The constitutional revolution.
1. Is a good constitution in Israel possible?
A. Is a hard constitution needed in Israel? As the fear of misusing the power of the law grows, there's more need for hard ruling that will give fundamental principals stability and protection from the legislator. In Israel there are two big minorities. Non-Jews (mostly Arabs) make up about 18% of the population, and orthodox Jews - about 20%. The poorest and weakest population groups in Israel are the Arabs and the orthodox Jews. Today, Israel is defined a Jewish state in its Fundamental Laws - which causes tension with its non-Jew inhabitants. Their feeling of equality and belonging is questionable, this being intensified considering the political situation between Israel and neighboring Arab states. Furthermore, the Arab minority is considered a security danger, causes fear of intermarriage and assimilation, and is generally considered a real threat by the majority. It is therefore important to defend them from the legislation of the majority. Within Jewish population there is a vast majority for a Jewish state, although its definition is controversial. Some see a Jewish state as a Jewish-law state, and some talk about the Zionist-national movement. This is where orthodox-secular tension comes in as the orthodox are afraid of discrimination, and the secular group is afraid of religion forcing. It should be noted that ultra-orthodox groups don't accept democratic rule and live by religious norms only. In a state with this kind of background, a constitution deciding the character of the state and the division of power within it seems obviously needed. It is needed both for the structure of participating in political decisions and for the human rights of individuals and minorities. This kind of constitution would allow the development of civil obligation and give the big minority groups a feeling of belonging and security.
B. Is there need for a total, rigid, supreme constitution? The need for a constitution doesn't motivate writing it. A constitution should be based on wide public support. In Israel there's no public pressure for establishing a constitution. The social gaps have caused the system to prefer not to accept a constitution. It is preferred to deal with internal Jewish affairs by negotiating and compromising, and deal with Arab affairs by one-sided decisions. The courts have developed protection of human rights as principals subject to interpretation. Note that religious parties have an obvious interest in not letting social or religious decisions be turned over to hard ruling. Therefore, chances of establishing a constitution seem slim. Another problem is that there have been past attempts to establish a constitution. These took a very long time thereby causing no political motivation to spend time on the issue again. Trying to write a constitution based on immediate needs wouldn't bring the desired outcome and wouldn't get public support. This can lead to two conclusions. The first is that there's no point attempting to establish a constitution. Instead, the laws regarding constitutional subjects should be improved. The second conclusion is that a constitution is very important for Israel and should therefore be attempted, with cooperation between legislators and courts.
Conversations about constitution favor the second option.

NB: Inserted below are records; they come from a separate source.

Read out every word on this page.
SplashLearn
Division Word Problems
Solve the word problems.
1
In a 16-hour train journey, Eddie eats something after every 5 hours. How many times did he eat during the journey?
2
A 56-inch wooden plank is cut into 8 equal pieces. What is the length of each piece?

C. Is the constitution being established good? There's hope for the completion of a Fundamental Law about legislation that would secure all fundamental ruling and give it superiority, thus causing development of jurisdictional criticism. This would happen while generally abiding by all existing laws. The severe implications are that this move would cause securing of laws like personal status issues, emergency authorities of the military - which are mostly non democratic, and defending the religious status quo and the monopoly regarding marriage and divorce. Therefore hastening the process while blurrins not good. Furthermore, in today’s political situation, a total constitutional move would turn the courts into another legislating authority, that also decides in difficult public Israeli issues. This is an important consideration, since the public views the court system as neutral and professional. The constitution apparently being established isn't good in a few ways. It isn't unifying but splitting and divisive. It secures and fixates things that should maybe not be fixed. The rights and values being defended are not homogenous, causing internal distortions. The process of accepting the fundamental rule does not promise systematic consideration of the borders of democracy and decision by majority in Israel. Most of the judges in the 'Gal' verdict accepted the demand that there be no change of Fundamental Law unless by another Fundamental Law -essentially totally securing Fundamental Laws. This causes the following problems:
- Instead of filtering the Fundamental Laws so they include only principals, this demand will cause their expansion to include any later law potentially contradicting them.
- Some Fundamental Laws should not be secured. Securing all Fundamental Laws and not others creates anomaly between Fundamental laws and other constitutional Laws.
- Avoiding regularization of constitutional criticism will cause jurisdictional criticism derived straight from the Supremacy of the Law.
- Total securing gotten by majority is problematic both in terms of justification and in terms of feeling loyal and belonging.
Israel does need a hard constitution, whole and supreme, but it should be established through dialogue and widespread agreement. This is possible only if there is a motive to get to a constitutional agreement, namely the will of the community to improve itself. Jurisdictional criticism of a constitutional court is essential.